Blumenthal highlighted the ways in which employers are slipping competitively regarding the performance of their health plans. From 2007 to 2014, per member health spending for employer plans grew 16.9%, while Medicare health spending per member actually decreased by 1.2%. These numbers don’t exactly reflect the perception that government cannot get it’s act together to manage anything effectively.
“This is our incompetent government at work,” he said.
Another way in which employers are slipping is regarding the underinsured. In 2003, 10% of adults were underinsured, which steadily grew to 28% in 2018. By comparison, while individual plans continue to have a far greater percentage of beneficiaries who are underinsured, the proportion started to decline in the last few years.
“Costs are going up, you’re not controlling them, and the insurance that your employees are getting isn’t protecting them from the cost of illness nearly as well as it used,” Blumenthal said.
Prices are the problem. Research has shown that as inpatient utilization and intensity declined and outpatient utilization and intensity remained flat, the prices for both have skyrocketed. Prices are going up, he said, “because they can."
Blumenthal pointed to market concentration. Only 0.3% of the country has unconcentrated markets and 9.6% of the country has moderately concentrated markets. The remaining 90.1% is highly concentrated or super concentrated, meaning there is effectively no competition in those markets.
Another contributing factor to rising prices is the lack of transparency.
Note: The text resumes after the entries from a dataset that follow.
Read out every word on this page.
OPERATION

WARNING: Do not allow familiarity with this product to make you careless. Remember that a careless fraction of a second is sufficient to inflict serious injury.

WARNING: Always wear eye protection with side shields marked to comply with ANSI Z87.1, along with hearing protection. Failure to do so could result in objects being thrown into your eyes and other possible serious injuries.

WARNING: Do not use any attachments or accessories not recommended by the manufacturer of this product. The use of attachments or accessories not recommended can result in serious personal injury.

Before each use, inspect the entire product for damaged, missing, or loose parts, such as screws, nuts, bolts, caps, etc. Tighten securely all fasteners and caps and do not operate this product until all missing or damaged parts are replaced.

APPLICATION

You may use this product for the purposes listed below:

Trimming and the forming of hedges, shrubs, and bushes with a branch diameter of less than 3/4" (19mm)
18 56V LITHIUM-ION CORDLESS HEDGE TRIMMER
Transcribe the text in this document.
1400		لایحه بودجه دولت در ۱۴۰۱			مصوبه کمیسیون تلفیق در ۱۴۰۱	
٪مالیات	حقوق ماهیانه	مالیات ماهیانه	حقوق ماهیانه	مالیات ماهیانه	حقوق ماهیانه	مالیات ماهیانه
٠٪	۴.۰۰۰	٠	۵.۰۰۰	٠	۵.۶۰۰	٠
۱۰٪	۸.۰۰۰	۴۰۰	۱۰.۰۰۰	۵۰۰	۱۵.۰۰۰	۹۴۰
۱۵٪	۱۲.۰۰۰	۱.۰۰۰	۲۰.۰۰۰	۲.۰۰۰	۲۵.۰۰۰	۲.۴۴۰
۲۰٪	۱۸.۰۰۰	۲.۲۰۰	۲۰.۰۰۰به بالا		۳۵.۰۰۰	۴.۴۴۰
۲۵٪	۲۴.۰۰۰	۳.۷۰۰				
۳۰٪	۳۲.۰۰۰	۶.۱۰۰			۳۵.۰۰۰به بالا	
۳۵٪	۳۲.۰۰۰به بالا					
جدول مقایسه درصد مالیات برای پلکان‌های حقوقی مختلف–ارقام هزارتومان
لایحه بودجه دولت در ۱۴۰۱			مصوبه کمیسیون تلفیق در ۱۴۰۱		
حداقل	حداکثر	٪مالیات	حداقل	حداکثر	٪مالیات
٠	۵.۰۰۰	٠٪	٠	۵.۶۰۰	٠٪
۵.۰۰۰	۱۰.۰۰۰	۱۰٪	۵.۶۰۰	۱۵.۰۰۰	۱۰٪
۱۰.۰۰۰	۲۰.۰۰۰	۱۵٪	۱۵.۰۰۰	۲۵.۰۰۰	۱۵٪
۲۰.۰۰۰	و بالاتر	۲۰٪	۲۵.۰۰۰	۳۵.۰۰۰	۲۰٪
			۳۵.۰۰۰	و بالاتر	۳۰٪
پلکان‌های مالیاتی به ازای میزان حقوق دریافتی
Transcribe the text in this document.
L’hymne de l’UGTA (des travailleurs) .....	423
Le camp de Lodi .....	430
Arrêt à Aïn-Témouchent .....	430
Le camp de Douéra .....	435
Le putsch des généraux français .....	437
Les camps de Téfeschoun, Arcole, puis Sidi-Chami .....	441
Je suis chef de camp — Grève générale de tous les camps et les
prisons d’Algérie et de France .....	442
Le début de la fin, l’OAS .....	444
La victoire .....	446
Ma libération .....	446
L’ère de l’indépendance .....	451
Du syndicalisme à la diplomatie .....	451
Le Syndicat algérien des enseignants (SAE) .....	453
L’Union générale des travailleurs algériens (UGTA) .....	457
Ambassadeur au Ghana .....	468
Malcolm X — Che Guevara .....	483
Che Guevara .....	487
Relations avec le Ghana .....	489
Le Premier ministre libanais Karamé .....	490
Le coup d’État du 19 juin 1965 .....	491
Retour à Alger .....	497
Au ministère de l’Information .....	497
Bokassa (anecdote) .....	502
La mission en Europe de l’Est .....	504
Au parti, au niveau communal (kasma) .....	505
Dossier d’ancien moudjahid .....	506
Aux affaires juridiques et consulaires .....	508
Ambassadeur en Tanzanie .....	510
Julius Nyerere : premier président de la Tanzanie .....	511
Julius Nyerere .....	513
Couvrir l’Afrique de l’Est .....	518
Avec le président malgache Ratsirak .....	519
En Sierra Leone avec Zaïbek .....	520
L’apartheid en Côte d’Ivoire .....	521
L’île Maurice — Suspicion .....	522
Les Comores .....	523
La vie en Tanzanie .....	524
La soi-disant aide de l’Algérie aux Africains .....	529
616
There is no other market where the consumer is not allowed to see the price of something before they buy it, Blumenthal said. The United States might love the idea of free markets, but the basic principles of a free market are easy entry and a high level of information about prices. However, neither of those pertain to the US healthcare system.
“A market for healthcare does not exist. It just doesn’t exist,” Blumenthal said. “Prices aren’t known and there’s no competition.”
If employers want to do something, they need to get informed, get tough, and get smart, he said.
Getting informed means knowing prices. But while there is more interest in price transparency, it remains a challenge. Theoretically, though, price transparency will be helpful in making decisions about coverage and networks.
Getting tough means getting bigger and gaining market power by banding together and channel business to select providers who will provide the quality of care they want at the cost they want. The challenge is that it is tough to get businesses that have nothing else in common to work together for a common purpose.
“Collective action in our society is hard to create,” he noted.
Getting smart means finding a different way to pay instead of fee-for-service, such as through alternative payment models that use creative ways to identify the quality that payers want. The challenge here is how complicated healthcare is. Blumenthal has multiple degrees from Harvard, has worked for the federal government and helped write policy, and currently runs a philanthropy dedicated to studying healthcare.
“I find healthcare really confusing,” he admitted. And if he finds it confusing, it must be worse for people whose business is not healthcare. “It’s tough enough to master your own business.”